Trafic d'organites dans le tube pollinique en croissance

L'intervention du système actine-myosine-ATP modélisée

Le modèle proposé intègre toutes les informations tirées des données fournies (voir résultats expérimentaux) ainsi que quelques autres comme la possible présence d'un collier de courts filaments d'actine qui séparerait la zone de croissance du reste du tube ou encore la possible intervention de différentes myosines.En effet, des myosines appartenant à différentes classes ont été identifiées dans le tube pollinique, chacune pourrait être spécialisée dans le transport d'une (ou plusieurs) catégorie d'organites.

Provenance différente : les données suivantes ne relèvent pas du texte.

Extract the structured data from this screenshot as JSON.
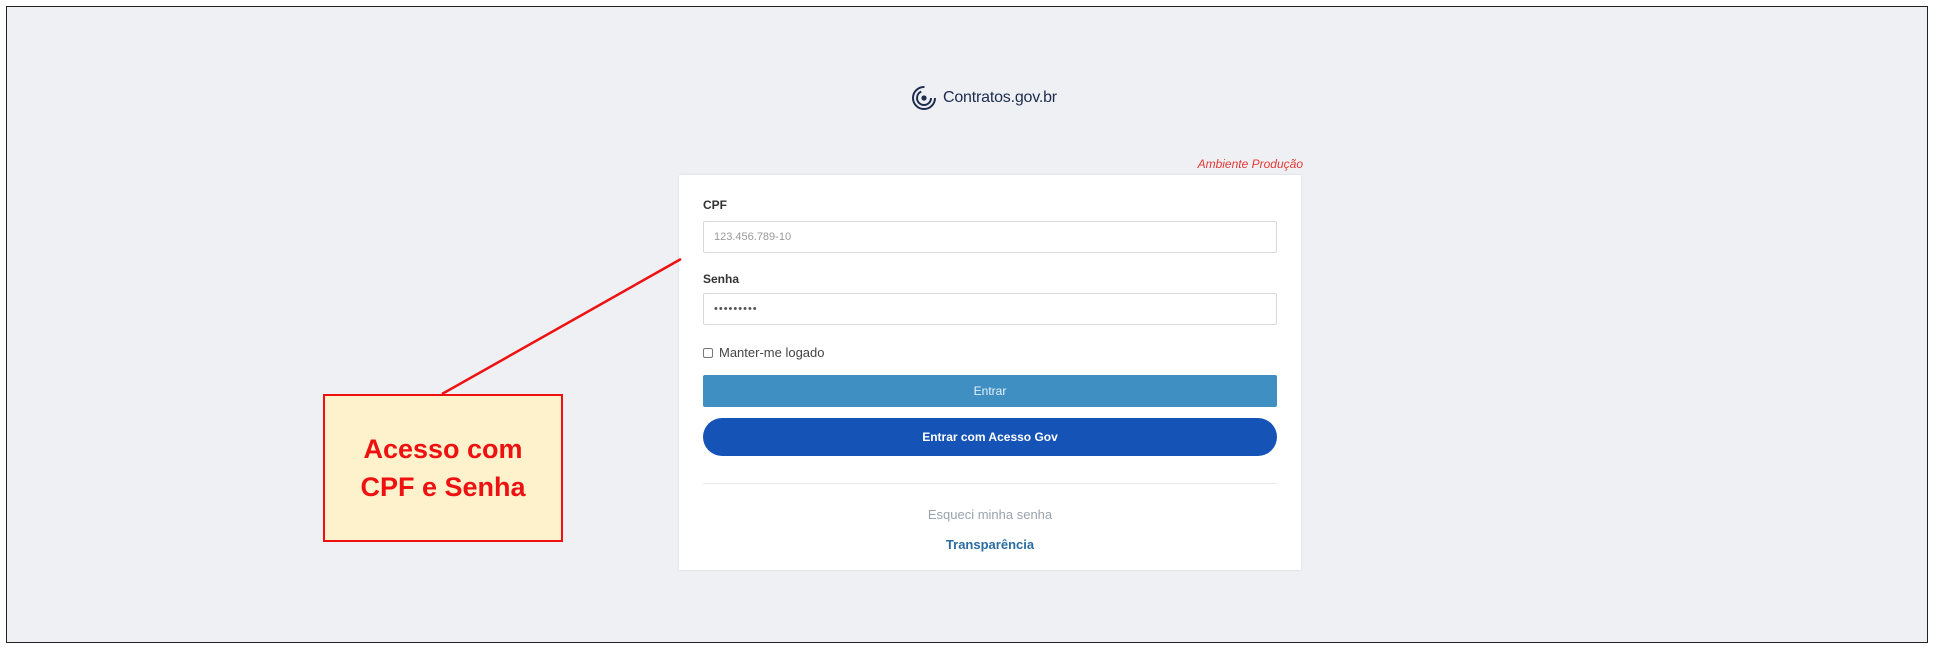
{
  "brand": {
    "name": "Contratos.gov.br",
    "logo_icon": "contratos-swirl-icon",
    "color": "#1d2c4d"
  },
  "environment": {
    "label": "Ambiente Produção",
    "color": "#e53935"
  },
  "form": {
    "cpf_label": "CPF",
    "cpf_placeholder": "123.456.789-10",
    "password_label": "Senha",
    "password_value": "•••••••••",
    "remember_label": "Manter-me logado",
    "remember_checked": false,
    "login_button": "Entrar",
    "gov_login_button": "Entrar com Acesso Gov",
    "forgot_password": "Esqueci minha senha",
    "transparency_link": "Transparência"
  },
  "annotation": {
    "line1": "Acesso com",
    "line2": "CPF e Senha",
    "color": "#ee1111",
    "background": "#fdf2cc"
  },
  "colors": {
    "page_bg": "#eef0f4",
    "login_button": "#3f8fc2",
    "gov_button": "#1553b6"
  }
}
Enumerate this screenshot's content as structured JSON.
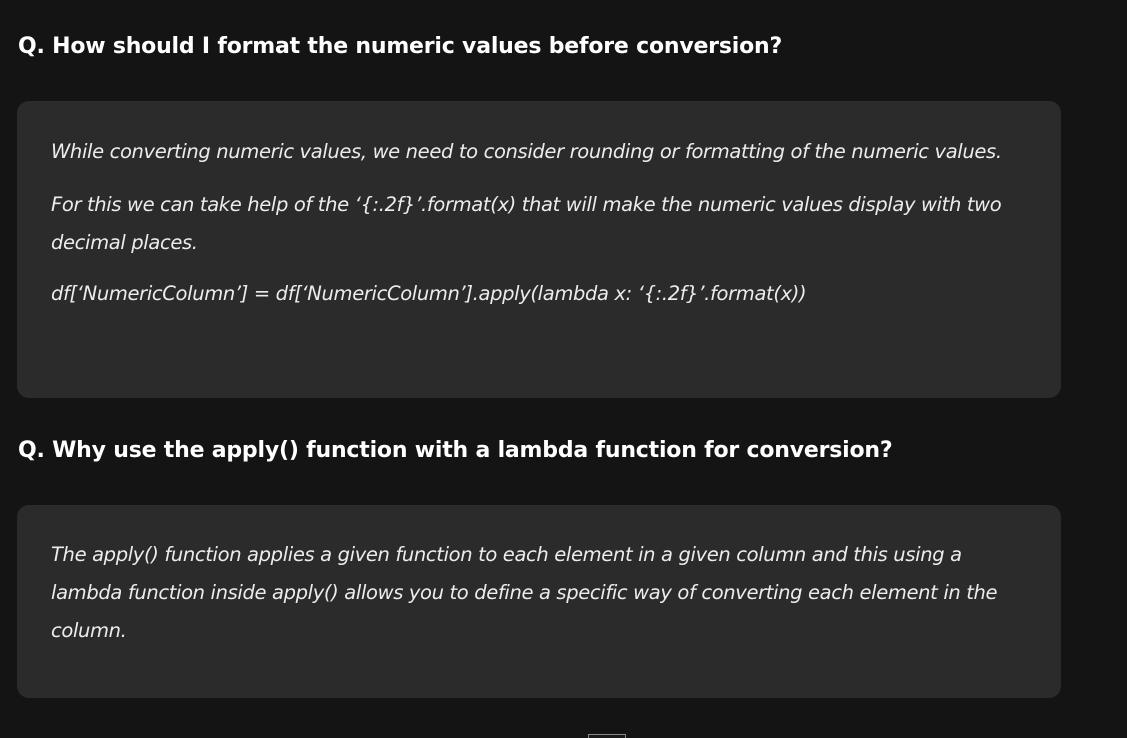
{
  "faq": [
    {
      "question": "Q. How should I format the numeric values before conversion?",
      "answer_paragraphs": [
        "While converting numeric values, we need to consider rounding or formatting of the numeric values.",
        "For this we can take help of the ‘{:.2f}’.format(x) that will make the numeric values display with two decimal places.",
        "df[‘NumericColumn’] = df[‘NumericColumn’].apply(lambda x: ‘{:.2f}’.format(x))"
      ]
    },
    {
      "question": "Q. Why use the apply() function with a lambda function for conversion?",
      "answer_paragraphs": [
        "The apply() function applies a given function to each element in a given column and this using a lambda function inside apply() allows you to define a specific way of converting each element in the column."
      ]
    }
  ],
  "colors": {
    "background": "#141414",
    "card_background": "#2b2b2c",
    "text": "#ececec"
  }
}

Les facteurs qui contrôlent le gradient de Ca2+ ne sont pas représentés. La participation des microtubules au trafic des organites, probable mais cependant incertaine n'est pas envisagée ici.
Le gradient de concentration de l'ion Ca2+ contrôle, par l'intermédiaire de protéines, les interactions entre l'actine et certaines myosines dont dépendent les courants cytoplasmiques.
  • Dans la partie du tube affectée par la cyclose, la faible concentration en Ca2+ permet:
    - la mise en place de câbles d'actine, le double équilibre polymérisation/dépolymérisation et assemblage de plusieurs filaments/désassemblage étant en faveur de la construction de faisceaux d'actine F pouvant servir de rails. L'ATP favorise la polymérisation de l'actine.
    - la prise en charge par les myosines d'organites (reticulum, mitochondries, vacuoles, vésicules...) et probablement du noyau végétatif et de la cellules spermatogène (ou des spermatozoïdes), la progression des molécules de myosine (moteur moléculaire) le long des microfilaments étant assurée par la conversion d'une partie de l'énergie de l'ATP en énergie de mouvement, conversion rendue possible par la formation d'actomyosine.
  • Dans la partie apicale du tube, la concentration plus élévée en Ca2+ (maintenue par un mécanime mal connu) entraîne:
    - une désorganisation des faisceaux d'actine avec la formation éventuelle de courts filaments, certains d'entre-eux pouvant constituer un collier qui sépare la zone de croissance du reste du tube.
    - l'inhibition de certaines molécules de myosine, ce qui provoque leur séparation de l'actine et la libération des organites transportés, en l'occurence, des vésicules de sécrétion. Ces vésicules s'accumulent dans la zone apicale, le collier d'actine pouvant participer à leur sélection. Elles viennent fusionner avec la membrane plasmique et libèrent leur contenu (précurseurs de la paroi) par exocytose, ce qui assure la croissance du tube.
    D'autres organites seraient véhiculés par des molécules de myosine n'obéissant pas au même mécanime de contôle par Ca2+ que celles qui sont impliquées dans le transport des vésicules, ces organites (absents de la zone apicale) auraient la possibilité en arrivant à proximité de l'apex d'être pris en charge, pour un transport en sens inverse ("retour"), vers la partie basale du tube, la myosine progressant alors le long de microfilaments à polarité inverse par rapport à ceux de "l'aller".